We are by no means fully trained as Anesthesiologists, but our training is the most extensive and comprehensive of any medical specialty after Anesthesiologists and CRNAs. We are perhaps the only surgical specialty that actually has a clue what goes on behind the surgical drape/curtain...

OMFS residents are required to spend a minimum of 4 months as rotating residents in the department of Anesthesiology. They spend this time at the PGY 1 or PGY 2 level. But that is not the end of the anesthesia training that OMFS residents get... They spend about 3 more years providing IV Sedation and General Anesthesia on an almost daily basis in the OMFS clinic. In addition, the OMFS residents are BLS/CPR, ACLS and ATLS trained/certified..and also usually re-certify prior to completing the residency. (Our other off service rotations only reinforce our medical training... Internal Medicine 2 months, ER 1 month, Trauma Surgery 2 months, General Surgery 2 months, ENT 1 month, ICU 1 month).

At my program we spend a total of 5 months on the Anesthesia Service. We also spend a month strictly providing pediatric anesthesia. Then for the remainder of our residency while we are on the OMFS service (3 years) we provide IV and GA anesthesia 2-4 times per week on 4-6 patients per day. We receive formal anesthesia lectures 2 times per month. In fact one of our attendings holds appointments to both the OMFS and Anesthesia Departments. At our institution we also have the option to do a 1 year Anesthesia fellowship in the department of anesthesiology after completion of our residency.
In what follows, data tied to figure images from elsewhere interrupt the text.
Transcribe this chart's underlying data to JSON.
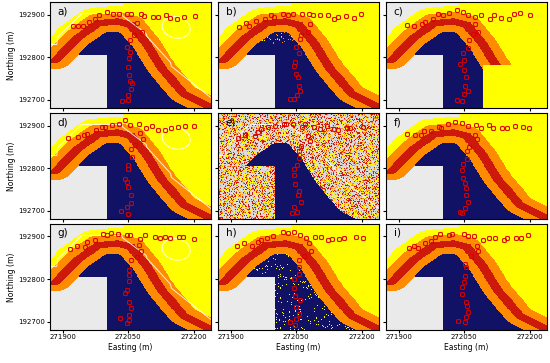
{
  "nrows": 3,
  "ncols": 3,
  "labels": [
    "a)",
    "b)",
    "c)",
    "d)",
    "e)",
    "f)",
    "g)",
    "h)",
    "i)"
  ],
  "xlim": [
    271870,
    272240
  ],
  "ylim": [
    192680,
    192930
  ],
  "xticks": [
    271900,
    272050,
    272200
  ],
  "yticks": [
    192700,
    192800,
    192900
  ],
  "xlabel": "Easting (m)",
  "ylabel": "Northing (m)",
  "navy": [
    0.07,
    0.07,
    0.4
  ],
  "yellow": [
    1.0,
    1.0,
    0.0
  ],
  "orange": [
    1.0,
    0.55,
    0.0
  ],
  "red_orange": [
    0.8,
    0.1,
    0.05
  ],
  "white_bg": [
    0.92,
    0.92,
    0.92
  ],
  "figsize": [
    5.5,
    3.63
  ],
  "dpi": 100
}
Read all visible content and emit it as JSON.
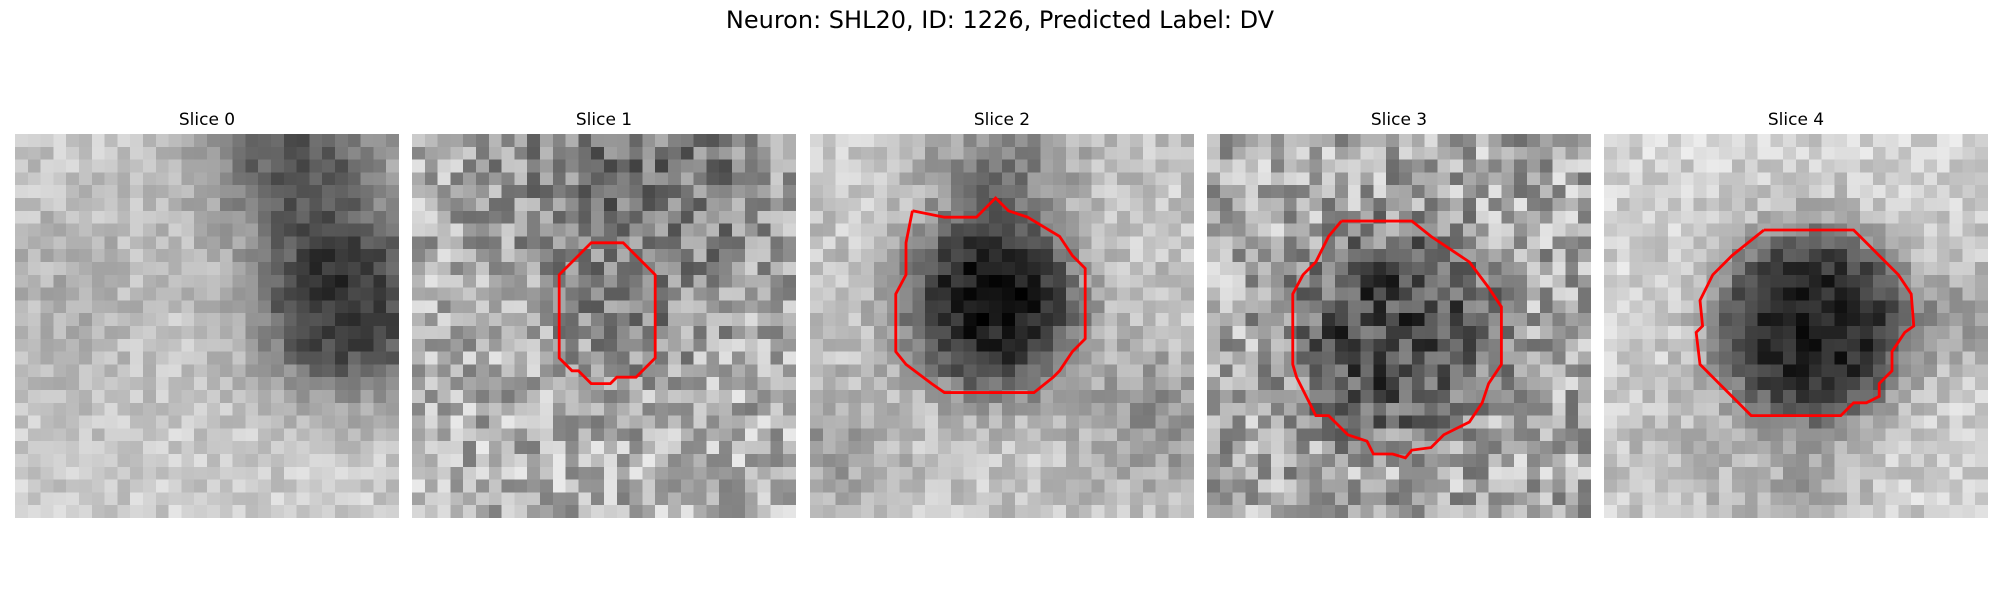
{
  "figure": {
    "suptitle": "Neuron: SHL20, ID: 1226, Predicted Label: DV"
  },
  "panels": [
    {
      "title": "Slice 0",
      "has_contour": false
    },
    {
      "title": "Slice 1",
      "has_contour": true
    },
    {
      "title": "Slice 2",
      "has_contour": true
    },
    {
      "title": "Slice 3",
      "has_contour": true
    },
    {
      "title": "Slice 4",
      "has_contour": true
    }
  ],
  "colors": {
    "contour": "#ff0000",
    "colormap": "gray_r"
  }
}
In our program, we get Anesthesia trained for 4 months in the first year or residency in order to maximize our anesthesia experience over the remainder of our residency. By the 2nd or 3rd week we are expected to run our own rooms... In our 3rd year we return to the Anesthesia service for additional pediatric training (Although I would say that probably 90% of the private OMFS won't sedate peds in their office).

I can tell you that our program prepares us to provide safe and effective GA and IV Sedation for ASA I/II and some III's... We can manage the airway pretty effectively, and are prepared for cricothyroidotomy or tracheostomy (since we are the primary trach service in the hospital).

Our intubation training continues outside of the OR and is reinforced in our clinic where we continue to provide Oral and Nasal intubations, including blind awake nasal intubation, fiberoptic intubation, retrograde intubation. Oh yah, we all get comfortable with submental intubation as well... sparing people uncessary tracheostomies...

Also consider the nature of the majority of the surgical procedures we provide in our clinics/private offices... fast procedures where we are intimately involved with and close to airway... therefore better able to monitor the airway.

Finally, we are tested in Anesthesia, Medicine, and Medical Emergencies as part of our Written and Oral Boards...

wow, that was a longer response than I anticipated... hope this helps.